Judge upholds postage requirement on Georgia ballots for June primary



A federal judge ruled that requiring postage on mailed absentee ballots for the June primary is not an unconstitutional poll tax on Georgia voters, but she said she will consider changes in future elections.

U.S. District Judge Amy Totenberg said that removing the postage requirement would be difficult for the state to implement so close to the June 9 primary and confusing to voters who had already received their absentee ballots.

The lawsuit by Black Voters Matter, a group founded in 2016 to increase African American voter registration and turnout, sued Secretary of State Brad Raffersperger after postage was not included.

The group asked the judge to rule that the cost of voting by mail creates a barrier for those unwilling to risk buying stamps or voting in person during the coronavirus pandemic.
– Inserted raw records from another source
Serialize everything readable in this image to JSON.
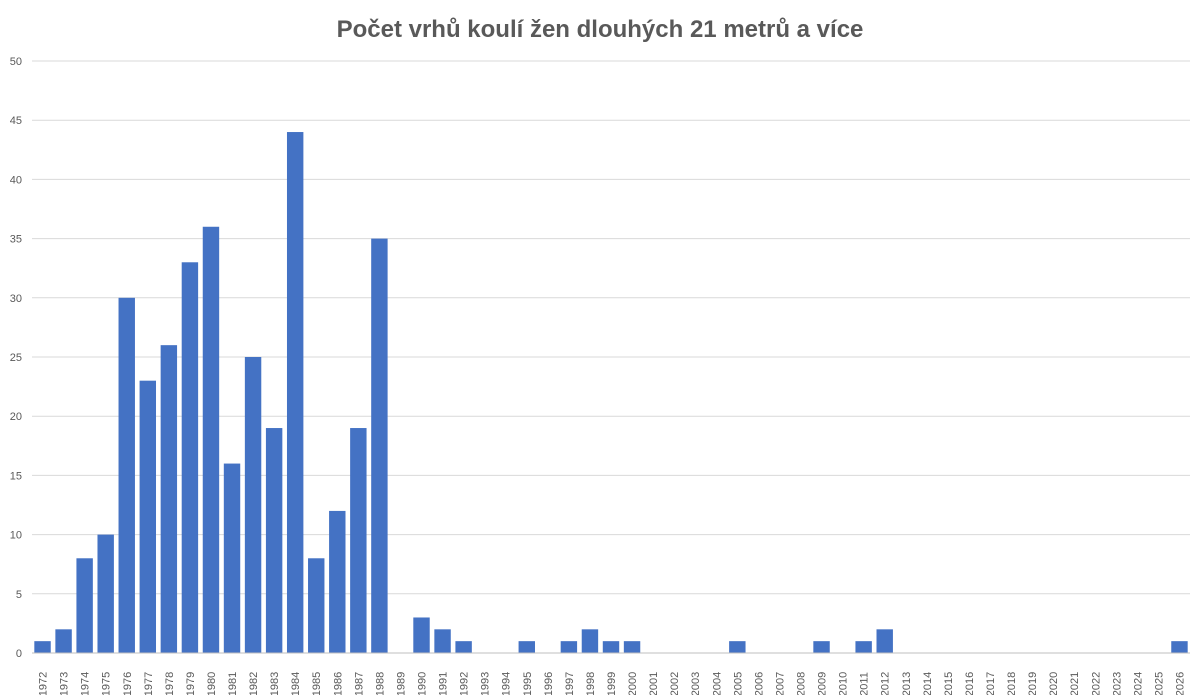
{
  "chart_data": {
    "type": "bar",
    "title": "Počet vrhů koulí žen dlouhých 21 metrů a více",
    "xlabel": "",
    "ylabel": "",
    "ylim": [
      0,
      50
    ],
    "yticks": [
      0,
      5,
      10,
      15,
      20,
      25,
      30,
      35,
      40,
      45,
      50
    ],
    "grid": true,
    "legend": "none",
    "bar_color": "#4472c4",
    "categories": [
      "1972",
      "1973",
      "1974",
      "1975",
      "1976",
      "1977",
      "1978",
      "1979",
      "1980",
      "1981",
      "1982",
      "1983",
      "1984",
      "1985",
      "1986",
      "1987",
      "1988",
      "1989",
      "1990",
      "1991",
      "1992",
      "1993",
      "1994",
      "1995",
      "1996",
      "1997",
      "1998",
      "1999",
      "2000",
      "2001",
      "2002",
      "2003",
      "2004",
      "2005",
      "2006",
      "2007",
      "2008",
      "2009",
      "2010",
      "2011",
      "2012",
      "2013",
      "2014",
      "2015",
      "2016",
      "2017",
      "2018",
      "2019",
      "2020",
      "2021",
      "2022",
      "2023",
      "2024",
      "2025",
      "2026"
    ],
    "values": [
      1,
      2,
      8,
      10,
      30,
      23,
      26,
      33,
      36,
      16,
      25,
      19,
      44,
      8,
      12,
      19,
      35,
      0,
      3,
      2,
      1,
      0,
      0,
      1,
      0,
      1,
      2,
      1,
      1,
      0,
      0,
      0,
      0,
      1,
      0,
      0,
      0,
      1,
      0,
      1,
      2,
      0,
      0,
      0,
      0,
      0,
      0,
      0,
      0,
      0,
      0,
      0,
      0,
      0,
      1
    ]
  }
}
Attorneys for Raffensperger said the cost of a stamp won’t stop anyone from voting.

Attorneys for the organization suggested the state include postage stamps or business reply mail stickers, establish a website where voters could request a paid return envelope or place a secure drop box location at every post office in the state.
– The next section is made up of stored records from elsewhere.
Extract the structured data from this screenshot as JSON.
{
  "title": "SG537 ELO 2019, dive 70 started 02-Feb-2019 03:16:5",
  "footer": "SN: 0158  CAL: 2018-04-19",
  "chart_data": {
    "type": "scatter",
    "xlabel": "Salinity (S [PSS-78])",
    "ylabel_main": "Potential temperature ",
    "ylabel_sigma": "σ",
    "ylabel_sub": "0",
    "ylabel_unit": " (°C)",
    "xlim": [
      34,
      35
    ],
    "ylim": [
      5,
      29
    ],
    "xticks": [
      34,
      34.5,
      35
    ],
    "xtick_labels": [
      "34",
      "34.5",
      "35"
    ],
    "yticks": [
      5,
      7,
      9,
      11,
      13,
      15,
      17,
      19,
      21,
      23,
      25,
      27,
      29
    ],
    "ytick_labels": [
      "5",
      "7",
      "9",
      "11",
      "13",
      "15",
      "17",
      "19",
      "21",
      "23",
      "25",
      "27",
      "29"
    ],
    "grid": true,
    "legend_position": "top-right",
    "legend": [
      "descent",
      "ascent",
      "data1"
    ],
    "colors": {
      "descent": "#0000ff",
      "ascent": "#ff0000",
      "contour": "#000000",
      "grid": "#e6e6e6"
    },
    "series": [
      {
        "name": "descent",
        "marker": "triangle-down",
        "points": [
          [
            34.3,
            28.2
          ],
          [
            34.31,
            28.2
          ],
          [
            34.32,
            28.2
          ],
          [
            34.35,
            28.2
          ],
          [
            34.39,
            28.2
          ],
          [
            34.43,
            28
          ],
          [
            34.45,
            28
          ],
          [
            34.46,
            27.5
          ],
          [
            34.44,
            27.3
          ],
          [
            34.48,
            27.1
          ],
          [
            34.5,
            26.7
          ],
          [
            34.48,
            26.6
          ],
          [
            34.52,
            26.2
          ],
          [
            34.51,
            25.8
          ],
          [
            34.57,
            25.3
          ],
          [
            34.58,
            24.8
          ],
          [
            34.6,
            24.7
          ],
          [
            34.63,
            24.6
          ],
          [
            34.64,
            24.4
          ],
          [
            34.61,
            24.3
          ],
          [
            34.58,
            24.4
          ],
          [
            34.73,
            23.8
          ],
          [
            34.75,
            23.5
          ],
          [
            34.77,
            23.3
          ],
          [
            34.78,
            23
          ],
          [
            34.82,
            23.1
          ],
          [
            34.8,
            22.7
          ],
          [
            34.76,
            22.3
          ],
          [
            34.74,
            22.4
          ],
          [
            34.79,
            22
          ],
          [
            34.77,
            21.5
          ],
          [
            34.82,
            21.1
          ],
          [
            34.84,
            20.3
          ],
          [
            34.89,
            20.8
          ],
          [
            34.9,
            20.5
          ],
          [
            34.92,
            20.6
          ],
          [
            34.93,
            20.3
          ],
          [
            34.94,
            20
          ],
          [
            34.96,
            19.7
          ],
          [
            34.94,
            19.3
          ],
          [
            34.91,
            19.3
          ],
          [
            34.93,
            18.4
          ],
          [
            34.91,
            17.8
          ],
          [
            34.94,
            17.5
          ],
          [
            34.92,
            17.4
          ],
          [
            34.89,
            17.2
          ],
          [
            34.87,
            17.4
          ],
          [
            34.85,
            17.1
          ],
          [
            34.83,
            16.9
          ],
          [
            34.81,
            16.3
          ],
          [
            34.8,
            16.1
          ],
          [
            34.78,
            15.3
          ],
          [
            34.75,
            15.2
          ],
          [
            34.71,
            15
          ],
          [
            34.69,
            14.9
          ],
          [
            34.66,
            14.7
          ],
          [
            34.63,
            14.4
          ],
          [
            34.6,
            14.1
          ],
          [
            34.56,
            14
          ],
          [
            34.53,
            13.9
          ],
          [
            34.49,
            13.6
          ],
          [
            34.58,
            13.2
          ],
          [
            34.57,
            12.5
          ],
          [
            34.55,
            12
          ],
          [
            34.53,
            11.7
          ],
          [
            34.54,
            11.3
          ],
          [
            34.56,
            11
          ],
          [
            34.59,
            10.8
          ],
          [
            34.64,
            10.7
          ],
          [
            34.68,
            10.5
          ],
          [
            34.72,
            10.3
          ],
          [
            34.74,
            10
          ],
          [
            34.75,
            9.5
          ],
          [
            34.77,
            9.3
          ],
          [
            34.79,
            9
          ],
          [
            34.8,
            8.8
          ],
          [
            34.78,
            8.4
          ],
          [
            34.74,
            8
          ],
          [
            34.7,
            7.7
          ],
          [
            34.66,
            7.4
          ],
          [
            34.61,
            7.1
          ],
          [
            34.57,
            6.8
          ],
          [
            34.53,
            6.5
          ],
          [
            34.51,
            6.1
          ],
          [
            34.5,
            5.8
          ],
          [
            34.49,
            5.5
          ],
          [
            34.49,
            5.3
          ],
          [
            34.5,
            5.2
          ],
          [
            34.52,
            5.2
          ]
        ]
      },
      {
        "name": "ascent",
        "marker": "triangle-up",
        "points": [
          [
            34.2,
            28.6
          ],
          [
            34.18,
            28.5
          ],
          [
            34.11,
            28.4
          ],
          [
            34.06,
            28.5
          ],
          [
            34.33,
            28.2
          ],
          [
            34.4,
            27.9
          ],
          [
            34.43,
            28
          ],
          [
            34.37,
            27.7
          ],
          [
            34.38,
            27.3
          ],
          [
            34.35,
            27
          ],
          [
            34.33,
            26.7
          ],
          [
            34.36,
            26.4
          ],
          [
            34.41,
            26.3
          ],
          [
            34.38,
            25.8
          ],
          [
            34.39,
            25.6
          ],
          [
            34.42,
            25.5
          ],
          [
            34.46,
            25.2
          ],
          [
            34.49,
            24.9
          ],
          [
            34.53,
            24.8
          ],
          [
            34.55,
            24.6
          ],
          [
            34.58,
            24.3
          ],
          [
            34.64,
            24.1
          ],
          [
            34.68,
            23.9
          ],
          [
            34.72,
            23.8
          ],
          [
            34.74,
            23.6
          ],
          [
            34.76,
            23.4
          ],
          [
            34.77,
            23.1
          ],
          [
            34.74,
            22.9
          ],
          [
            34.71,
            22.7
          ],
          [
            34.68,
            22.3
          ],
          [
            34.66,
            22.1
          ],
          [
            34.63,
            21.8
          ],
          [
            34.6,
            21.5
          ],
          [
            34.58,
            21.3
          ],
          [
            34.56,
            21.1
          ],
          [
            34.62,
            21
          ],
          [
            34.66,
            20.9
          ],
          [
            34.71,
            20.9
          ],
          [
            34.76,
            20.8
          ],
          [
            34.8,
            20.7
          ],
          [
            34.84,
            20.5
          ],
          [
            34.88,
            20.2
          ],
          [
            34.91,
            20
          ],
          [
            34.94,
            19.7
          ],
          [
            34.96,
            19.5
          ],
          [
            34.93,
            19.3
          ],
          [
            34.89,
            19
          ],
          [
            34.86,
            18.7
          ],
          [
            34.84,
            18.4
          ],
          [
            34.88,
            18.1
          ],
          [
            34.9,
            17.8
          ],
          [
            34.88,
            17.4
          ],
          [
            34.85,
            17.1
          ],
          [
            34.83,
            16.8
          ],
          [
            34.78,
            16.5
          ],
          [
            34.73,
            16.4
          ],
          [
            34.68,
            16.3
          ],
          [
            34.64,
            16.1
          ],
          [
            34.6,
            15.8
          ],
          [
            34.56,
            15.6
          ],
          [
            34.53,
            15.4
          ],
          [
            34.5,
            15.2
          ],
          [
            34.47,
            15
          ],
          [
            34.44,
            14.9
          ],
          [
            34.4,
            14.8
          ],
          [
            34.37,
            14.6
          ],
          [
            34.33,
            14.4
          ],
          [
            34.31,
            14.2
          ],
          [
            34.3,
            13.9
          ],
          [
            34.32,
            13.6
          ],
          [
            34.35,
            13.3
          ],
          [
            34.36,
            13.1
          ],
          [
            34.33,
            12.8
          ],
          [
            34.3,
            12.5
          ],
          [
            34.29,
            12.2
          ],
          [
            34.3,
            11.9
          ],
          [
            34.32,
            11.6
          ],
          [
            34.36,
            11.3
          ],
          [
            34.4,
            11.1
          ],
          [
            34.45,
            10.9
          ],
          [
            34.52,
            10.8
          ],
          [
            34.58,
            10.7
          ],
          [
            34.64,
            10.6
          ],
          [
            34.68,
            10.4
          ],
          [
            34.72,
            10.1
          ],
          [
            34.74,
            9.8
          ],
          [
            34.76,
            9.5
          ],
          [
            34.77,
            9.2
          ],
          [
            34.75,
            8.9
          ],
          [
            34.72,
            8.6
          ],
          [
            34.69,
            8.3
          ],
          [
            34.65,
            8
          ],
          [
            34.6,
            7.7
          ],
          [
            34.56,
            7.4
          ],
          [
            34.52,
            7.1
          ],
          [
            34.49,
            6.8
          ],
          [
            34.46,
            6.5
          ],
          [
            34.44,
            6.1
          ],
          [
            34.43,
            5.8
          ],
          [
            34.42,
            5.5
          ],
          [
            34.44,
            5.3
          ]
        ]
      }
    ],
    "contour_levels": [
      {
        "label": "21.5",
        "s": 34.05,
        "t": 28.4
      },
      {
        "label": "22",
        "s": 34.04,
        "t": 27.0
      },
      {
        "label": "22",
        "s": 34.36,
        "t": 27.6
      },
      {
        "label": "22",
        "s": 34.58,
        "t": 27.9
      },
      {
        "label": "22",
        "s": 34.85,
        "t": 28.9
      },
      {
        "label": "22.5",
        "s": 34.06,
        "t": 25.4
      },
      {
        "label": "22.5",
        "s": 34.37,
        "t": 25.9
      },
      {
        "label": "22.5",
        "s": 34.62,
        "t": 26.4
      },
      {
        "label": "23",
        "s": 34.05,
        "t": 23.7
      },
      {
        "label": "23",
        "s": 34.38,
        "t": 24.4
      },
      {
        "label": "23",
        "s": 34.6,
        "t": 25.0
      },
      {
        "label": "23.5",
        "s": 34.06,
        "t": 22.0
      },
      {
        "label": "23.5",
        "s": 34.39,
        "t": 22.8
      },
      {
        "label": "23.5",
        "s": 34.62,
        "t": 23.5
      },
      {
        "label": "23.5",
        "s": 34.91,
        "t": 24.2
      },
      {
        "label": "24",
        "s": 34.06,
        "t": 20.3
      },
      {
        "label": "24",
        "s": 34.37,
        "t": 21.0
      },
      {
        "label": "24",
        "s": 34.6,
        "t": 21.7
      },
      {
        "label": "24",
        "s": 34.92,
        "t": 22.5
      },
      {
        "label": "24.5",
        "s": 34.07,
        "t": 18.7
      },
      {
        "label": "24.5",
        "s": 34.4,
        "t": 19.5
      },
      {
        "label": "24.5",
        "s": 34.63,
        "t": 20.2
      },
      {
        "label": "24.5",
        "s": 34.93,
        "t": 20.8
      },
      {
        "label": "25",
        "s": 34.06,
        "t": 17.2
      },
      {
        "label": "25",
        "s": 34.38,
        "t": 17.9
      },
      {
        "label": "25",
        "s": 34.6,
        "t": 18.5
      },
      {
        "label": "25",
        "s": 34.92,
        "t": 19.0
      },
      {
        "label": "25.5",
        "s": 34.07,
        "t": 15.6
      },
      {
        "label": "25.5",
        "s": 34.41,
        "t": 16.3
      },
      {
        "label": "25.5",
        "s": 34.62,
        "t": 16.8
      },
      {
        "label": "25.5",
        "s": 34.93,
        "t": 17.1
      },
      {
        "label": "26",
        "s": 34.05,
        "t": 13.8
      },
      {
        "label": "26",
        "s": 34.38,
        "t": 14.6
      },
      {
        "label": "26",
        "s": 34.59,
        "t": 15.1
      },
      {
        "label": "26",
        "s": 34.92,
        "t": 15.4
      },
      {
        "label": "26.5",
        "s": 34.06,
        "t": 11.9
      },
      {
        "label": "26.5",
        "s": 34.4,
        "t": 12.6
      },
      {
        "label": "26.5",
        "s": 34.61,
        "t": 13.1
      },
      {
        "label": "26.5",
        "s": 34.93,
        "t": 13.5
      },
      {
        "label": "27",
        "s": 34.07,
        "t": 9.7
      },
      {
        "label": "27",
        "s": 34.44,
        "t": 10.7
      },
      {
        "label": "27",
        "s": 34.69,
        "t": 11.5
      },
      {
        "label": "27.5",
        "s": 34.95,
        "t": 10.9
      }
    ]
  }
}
Totenberg said she will consider whether the state should waive the postage requirement in future elections.

“The court believes that plaintiffs’ original request for … relief, requiring prepaid return envelopes for all absentee ballot applications and mail-in absentee ballots, presents an important question necessitating prompt review,” Totenberg wrote in her order.
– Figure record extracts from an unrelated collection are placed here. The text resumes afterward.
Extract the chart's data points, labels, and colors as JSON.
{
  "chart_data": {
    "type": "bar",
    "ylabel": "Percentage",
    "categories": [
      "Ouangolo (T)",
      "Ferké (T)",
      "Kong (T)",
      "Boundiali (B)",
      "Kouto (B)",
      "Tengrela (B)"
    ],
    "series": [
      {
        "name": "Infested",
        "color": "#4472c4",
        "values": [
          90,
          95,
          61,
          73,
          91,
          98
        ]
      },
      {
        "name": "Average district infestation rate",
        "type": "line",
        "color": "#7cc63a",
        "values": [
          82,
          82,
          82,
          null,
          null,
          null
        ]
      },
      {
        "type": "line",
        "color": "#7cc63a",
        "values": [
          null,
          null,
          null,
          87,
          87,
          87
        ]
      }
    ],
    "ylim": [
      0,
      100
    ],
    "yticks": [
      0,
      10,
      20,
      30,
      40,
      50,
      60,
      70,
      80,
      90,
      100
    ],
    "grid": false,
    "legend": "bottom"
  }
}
Unprecedented numbers of Georgia voters plan to cast their ballots by mail in the primary, avoiding the risk of catching the coronavirus at in-person voting locations.

Raffensperger mailed absentee ballot request forms to the state's 6.9 million active voters. More than 1 million of them had already returned those requests through Thursday, Raffensperger said.

Voters can mail their absentee ballots, hand them in at precincts or insert them into drop boxes available in some counties. In addition, the U.S. Postal Service has said it will deliver ballots without stamps, even though ballot envelopes tell voters to use postage.

In-person voting locations must also remain open, both during three weeks of early voting and on election day, according to state law.